Once we got home, we could watch the end of the games that lasted well into the night, and it took a toll on us. The Sox swept the St. Louis Cardinals and by Thursday morning after game four we were wrecked. I can’t remember how late all the games went, but we were not getting enough sleep. After all that excitement it took awhile to wind down and then sleep. And moments later our alarms got us all out of bed again so we could get to the train on time.
Wrecked, but so happy. It was a big deal because it broke the Curse of the Bambino. After 86 years, the Red Sox had finally won a World Series. There were so many tired but blissful smiles on the train Thursday and Friday. I wonder if anyone has documented the lack of production in the city of Boston that week.
Let’s talk about 2019 now.
Will bought us tickets to see the Red Sox play at Fenway. On the way up to Boston from Rhode Island, I asked if we could stop at Gillette Stadium, the home of the Patriots. I bought a T-shirt because my old game day T-shirts were getting pretty worn out. Then I posed on the grass. I had to sit on the ground because I wanted the shot to look like I was actually on the field. I’m not. It’s just a patch of turf outside the store, made expressly for silly tourists like me.
We then headed up to our hotel just blocks from Fenway. We had splurged for a hotel close to the park so we could just walk there. We checked in, dumped our bags, and headed over.
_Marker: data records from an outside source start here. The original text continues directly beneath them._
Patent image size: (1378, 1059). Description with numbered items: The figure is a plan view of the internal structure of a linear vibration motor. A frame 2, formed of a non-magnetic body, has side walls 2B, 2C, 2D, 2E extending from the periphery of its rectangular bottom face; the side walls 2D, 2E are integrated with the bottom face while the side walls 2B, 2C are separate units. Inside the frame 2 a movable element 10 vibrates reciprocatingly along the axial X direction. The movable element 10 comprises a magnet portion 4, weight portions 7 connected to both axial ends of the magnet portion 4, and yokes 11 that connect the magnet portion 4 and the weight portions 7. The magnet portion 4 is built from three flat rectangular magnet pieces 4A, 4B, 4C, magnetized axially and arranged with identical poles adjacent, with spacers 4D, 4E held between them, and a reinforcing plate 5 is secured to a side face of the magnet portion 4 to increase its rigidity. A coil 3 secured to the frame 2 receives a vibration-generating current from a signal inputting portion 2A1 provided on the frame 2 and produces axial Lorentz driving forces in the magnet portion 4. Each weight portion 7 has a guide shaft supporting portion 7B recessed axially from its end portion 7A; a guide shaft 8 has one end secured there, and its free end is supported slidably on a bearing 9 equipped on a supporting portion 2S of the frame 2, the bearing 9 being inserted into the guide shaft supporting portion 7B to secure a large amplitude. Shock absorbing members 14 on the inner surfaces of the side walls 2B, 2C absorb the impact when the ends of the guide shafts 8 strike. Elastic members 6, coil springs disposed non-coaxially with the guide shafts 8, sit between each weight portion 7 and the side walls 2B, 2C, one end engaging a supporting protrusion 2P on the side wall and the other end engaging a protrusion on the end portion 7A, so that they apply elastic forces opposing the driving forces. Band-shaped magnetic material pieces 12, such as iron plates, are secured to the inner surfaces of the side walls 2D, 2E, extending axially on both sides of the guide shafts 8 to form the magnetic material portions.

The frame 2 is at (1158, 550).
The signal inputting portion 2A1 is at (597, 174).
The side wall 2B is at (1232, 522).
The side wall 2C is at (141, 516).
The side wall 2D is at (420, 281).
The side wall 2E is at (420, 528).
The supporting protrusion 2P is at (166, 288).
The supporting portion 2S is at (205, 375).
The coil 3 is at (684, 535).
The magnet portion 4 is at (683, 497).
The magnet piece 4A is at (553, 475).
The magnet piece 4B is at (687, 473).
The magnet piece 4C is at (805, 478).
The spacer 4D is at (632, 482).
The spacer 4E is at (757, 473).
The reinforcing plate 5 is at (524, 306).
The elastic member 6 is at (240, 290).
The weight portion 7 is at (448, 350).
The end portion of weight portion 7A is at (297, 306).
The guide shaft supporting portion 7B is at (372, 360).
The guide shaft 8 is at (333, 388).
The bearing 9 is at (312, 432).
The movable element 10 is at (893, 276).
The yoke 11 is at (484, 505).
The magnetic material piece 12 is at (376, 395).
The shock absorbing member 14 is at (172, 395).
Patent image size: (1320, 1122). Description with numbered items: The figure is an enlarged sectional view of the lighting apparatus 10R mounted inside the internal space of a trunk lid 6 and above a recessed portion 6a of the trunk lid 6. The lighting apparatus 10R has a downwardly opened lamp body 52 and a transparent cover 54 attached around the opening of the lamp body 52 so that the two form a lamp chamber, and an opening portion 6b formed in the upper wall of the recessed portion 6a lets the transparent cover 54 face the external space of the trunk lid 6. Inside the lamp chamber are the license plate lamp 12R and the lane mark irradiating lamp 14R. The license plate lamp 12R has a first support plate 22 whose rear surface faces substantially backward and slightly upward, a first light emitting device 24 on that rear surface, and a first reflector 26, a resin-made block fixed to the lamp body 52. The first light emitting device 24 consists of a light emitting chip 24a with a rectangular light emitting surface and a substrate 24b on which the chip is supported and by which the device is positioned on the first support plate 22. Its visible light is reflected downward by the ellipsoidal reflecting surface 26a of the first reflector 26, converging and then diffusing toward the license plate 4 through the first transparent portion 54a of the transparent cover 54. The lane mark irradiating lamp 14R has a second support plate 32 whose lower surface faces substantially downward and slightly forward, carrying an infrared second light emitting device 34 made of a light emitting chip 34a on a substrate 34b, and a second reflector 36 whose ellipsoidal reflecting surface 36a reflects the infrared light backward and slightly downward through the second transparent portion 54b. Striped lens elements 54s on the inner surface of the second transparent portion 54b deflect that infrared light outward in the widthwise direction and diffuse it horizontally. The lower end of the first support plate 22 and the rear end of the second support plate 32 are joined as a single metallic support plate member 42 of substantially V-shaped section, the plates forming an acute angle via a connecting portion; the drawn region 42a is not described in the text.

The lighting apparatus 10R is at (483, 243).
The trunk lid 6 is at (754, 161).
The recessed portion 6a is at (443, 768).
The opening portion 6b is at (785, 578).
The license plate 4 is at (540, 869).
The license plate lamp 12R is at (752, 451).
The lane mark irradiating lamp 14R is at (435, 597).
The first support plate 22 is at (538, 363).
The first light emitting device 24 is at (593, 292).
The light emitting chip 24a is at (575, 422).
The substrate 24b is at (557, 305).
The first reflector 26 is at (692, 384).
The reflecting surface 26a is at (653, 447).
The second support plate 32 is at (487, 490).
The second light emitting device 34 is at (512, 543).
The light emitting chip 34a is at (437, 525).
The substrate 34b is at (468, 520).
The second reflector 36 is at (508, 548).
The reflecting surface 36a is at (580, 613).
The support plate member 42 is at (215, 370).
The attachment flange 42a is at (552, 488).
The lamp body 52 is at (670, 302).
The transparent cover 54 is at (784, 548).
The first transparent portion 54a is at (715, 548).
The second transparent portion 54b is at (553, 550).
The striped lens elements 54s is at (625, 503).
Will and I found our seats and settled in to enjoy the Memorial Day honors. Multiple veterans appeared, and multiple family members were honored while the stories of their lost loved ones were told. There was one person honored for dying “from Agent Orange,” and I shook my head. Of course I respect and appreciate the Vietnam Veteran who died. I just wish the US didn’t continue to perpetuate all the fear and myths surrounding Agent Orange – the herbicide dropped to defoliate the jungles of Vietnam. I could go on and on about it, and I won’t. Just please don’t buy into the hype. The government used waay too much herbicide, and it had health impacts. Your diabetes mellitus II is most likely due to your lifestyle, however.
The game was fun and our team won!
We hung around after the game and explored the seats above the Green Monster: the big giant green wall seen in the panoramic photo above, and the wall behind the US flag. Then we walked back to our hotel in the warm night. On top of the building was a patio where we got drinks and watched the sun go down over Boston.